Trabzon ve Mersin limanlarından Şırnak’a uzanacak bu yeni stratejik koridorun başarısı, büyük ölçüde bölgede hali hazırda devam eden huzur ve güven iklimine bağlıdır. Geçmiş deneyimler açıkça göstermiştir ki, güven ortamı sağlanmadan sermayenin bölgeye akışı mümkün değildir. Güvenlik ortamının sağlanması ve buna paralel ilerleyen “barış ve kardeşlik” sürecinin güçlenmesi, sermayenin bölgeye girişinin önündeki en büyük psikolojik engeli kaldırır. Yatırımcılar için risk algısını minimize eden bu istikrar, bölgesel kalkınma planının finansal olarak hayata geçmesinin temel koşuludur. Bu nedenle, güvenlik iklimi bu stratejik planın sadece bir koşulu değil, en büyük garantörüdür.
Tabi bu koridor lojistik avantajın yanında hangi sektörlerin (tekstil ve hazır giyim, enerji, sınır ticareti ve lojistik, petrokimya) öncelikli olarak gelişme göstereceği üzerine tahminde
bulunulması önemlidir. Gerek yatırımcı ve gerekse sektör temsilcileri ile birlikte bir çalıştay düzenlenlenmesi için adımlar atılması gerekmektedir.
Sonuç olarak, bu stratejik yol haritası; Akdeniz, Karadeniz ve Ortadoğu pazarlarını en kısa, en hızlı ve maliyet-etkin rotada birleştirerek Şırnak’ı sadece ulusal değil, bölgesel bir lojistik üs yapma potansiyelini taşımaktadır.
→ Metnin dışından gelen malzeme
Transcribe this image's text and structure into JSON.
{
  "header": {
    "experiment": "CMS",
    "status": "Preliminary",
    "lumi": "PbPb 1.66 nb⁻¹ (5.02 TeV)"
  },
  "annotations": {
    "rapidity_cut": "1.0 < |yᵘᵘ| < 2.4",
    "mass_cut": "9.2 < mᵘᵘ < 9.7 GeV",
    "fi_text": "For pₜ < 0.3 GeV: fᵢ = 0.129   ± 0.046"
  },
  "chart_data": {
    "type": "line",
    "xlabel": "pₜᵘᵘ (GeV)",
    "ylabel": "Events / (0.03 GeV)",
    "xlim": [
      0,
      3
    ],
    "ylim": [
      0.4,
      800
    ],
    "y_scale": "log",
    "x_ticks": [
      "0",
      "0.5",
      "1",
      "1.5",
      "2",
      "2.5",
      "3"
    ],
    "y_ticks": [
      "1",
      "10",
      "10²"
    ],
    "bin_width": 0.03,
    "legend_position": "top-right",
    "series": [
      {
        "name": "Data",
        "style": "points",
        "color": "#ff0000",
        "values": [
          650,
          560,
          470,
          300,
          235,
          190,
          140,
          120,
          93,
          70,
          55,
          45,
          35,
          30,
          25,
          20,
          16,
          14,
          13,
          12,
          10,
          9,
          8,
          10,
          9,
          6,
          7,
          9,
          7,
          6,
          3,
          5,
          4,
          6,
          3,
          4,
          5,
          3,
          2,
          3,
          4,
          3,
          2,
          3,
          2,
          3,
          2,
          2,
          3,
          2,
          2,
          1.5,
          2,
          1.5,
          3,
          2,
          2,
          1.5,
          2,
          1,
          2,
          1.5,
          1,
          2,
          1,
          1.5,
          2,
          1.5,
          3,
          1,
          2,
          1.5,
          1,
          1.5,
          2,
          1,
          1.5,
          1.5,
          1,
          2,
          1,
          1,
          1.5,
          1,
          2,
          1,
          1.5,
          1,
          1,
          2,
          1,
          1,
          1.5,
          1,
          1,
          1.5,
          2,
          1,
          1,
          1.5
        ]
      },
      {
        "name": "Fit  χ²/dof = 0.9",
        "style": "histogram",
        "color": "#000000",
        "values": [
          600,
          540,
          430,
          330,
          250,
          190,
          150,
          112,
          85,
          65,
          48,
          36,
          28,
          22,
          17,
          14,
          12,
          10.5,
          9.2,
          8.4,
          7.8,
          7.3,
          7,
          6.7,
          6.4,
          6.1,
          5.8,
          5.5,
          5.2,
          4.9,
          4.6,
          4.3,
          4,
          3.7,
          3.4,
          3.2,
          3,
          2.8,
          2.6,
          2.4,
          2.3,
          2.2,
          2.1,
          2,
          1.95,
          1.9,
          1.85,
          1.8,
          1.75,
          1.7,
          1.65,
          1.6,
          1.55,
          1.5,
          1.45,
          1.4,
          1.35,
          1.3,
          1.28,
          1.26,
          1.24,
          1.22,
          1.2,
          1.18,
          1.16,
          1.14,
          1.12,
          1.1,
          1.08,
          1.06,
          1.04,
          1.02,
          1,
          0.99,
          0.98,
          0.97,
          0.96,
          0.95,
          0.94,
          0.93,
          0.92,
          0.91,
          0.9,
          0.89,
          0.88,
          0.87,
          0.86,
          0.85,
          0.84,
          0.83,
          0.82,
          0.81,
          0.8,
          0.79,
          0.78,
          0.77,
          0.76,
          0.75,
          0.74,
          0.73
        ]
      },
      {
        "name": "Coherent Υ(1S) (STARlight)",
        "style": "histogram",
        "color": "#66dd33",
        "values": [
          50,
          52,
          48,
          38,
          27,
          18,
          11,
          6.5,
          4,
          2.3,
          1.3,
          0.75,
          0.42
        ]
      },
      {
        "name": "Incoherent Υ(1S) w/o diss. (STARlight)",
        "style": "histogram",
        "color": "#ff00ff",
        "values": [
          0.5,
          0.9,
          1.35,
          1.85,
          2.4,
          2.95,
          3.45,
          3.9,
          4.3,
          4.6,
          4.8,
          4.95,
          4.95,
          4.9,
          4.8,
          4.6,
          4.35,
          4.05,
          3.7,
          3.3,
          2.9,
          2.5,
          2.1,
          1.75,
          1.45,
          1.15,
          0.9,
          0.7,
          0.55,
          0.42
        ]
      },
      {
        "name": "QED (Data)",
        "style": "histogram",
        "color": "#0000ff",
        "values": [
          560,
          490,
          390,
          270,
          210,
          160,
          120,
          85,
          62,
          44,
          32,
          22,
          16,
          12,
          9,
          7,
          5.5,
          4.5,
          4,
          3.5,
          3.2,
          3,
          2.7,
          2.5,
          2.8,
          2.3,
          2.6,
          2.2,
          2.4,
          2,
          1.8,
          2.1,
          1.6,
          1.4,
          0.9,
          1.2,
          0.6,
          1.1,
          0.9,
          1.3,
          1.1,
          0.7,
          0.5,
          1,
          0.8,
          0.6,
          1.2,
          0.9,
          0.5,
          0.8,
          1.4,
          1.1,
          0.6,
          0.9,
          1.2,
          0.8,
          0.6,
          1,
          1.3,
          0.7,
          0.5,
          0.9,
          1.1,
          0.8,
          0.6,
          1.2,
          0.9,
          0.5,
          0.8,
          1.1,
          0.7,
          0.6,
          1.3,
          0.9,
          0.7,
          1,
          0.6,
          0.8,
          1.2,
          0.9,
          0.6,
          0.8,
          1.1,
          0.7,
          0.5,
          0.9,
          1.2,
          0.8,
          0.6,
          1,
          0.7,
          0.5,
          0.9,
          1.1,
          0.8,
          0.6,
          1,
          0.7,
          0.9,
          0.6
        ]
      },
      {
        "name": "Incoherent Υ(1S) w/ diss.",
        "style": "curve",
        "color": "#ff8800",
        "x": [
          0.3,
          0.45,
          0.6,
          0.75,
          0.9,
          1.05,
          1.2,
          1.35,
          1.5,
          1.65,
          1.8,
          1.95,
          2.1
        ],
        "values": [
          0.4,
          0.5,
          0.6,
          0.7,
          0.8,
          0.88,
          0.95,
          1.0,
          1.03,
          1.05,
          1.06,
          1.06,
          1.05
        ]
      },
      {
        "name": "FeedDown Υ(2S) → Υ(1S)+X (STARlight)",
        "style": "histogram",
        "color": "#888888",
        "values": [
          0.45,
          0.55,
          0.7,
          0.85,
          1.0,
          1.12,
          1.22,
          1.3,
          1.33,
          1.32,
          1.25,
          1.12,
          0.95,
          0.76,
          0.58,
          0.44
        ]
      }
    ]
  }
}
Ancak bu devasa potansiyelin tam olarak realize edilebilmesi için makalemizde değindiğimiz adımlar, kritik öneme sahiptir. Yeni Van yolunun hızlandırılması, demiryolu entegrasyonu, OSB kapasitelerinin artırılması, nitelikli iş gücü hazırlığı ve yatırımcı dostu yerel yönetim işbirliği, bu vizyonun başarısının temel taşlarıdır. En önemlisi, 6. Bölge teşvikleri ile güçlendirilen bu ekonomik sıçramanın en büyük garantisi, Trabzon ve Mersin’den Şırnak’a akacak sermayenin önündeki psikolojik engeli kaldıran “güven ikliminin” kalıcı kılınmasıdır.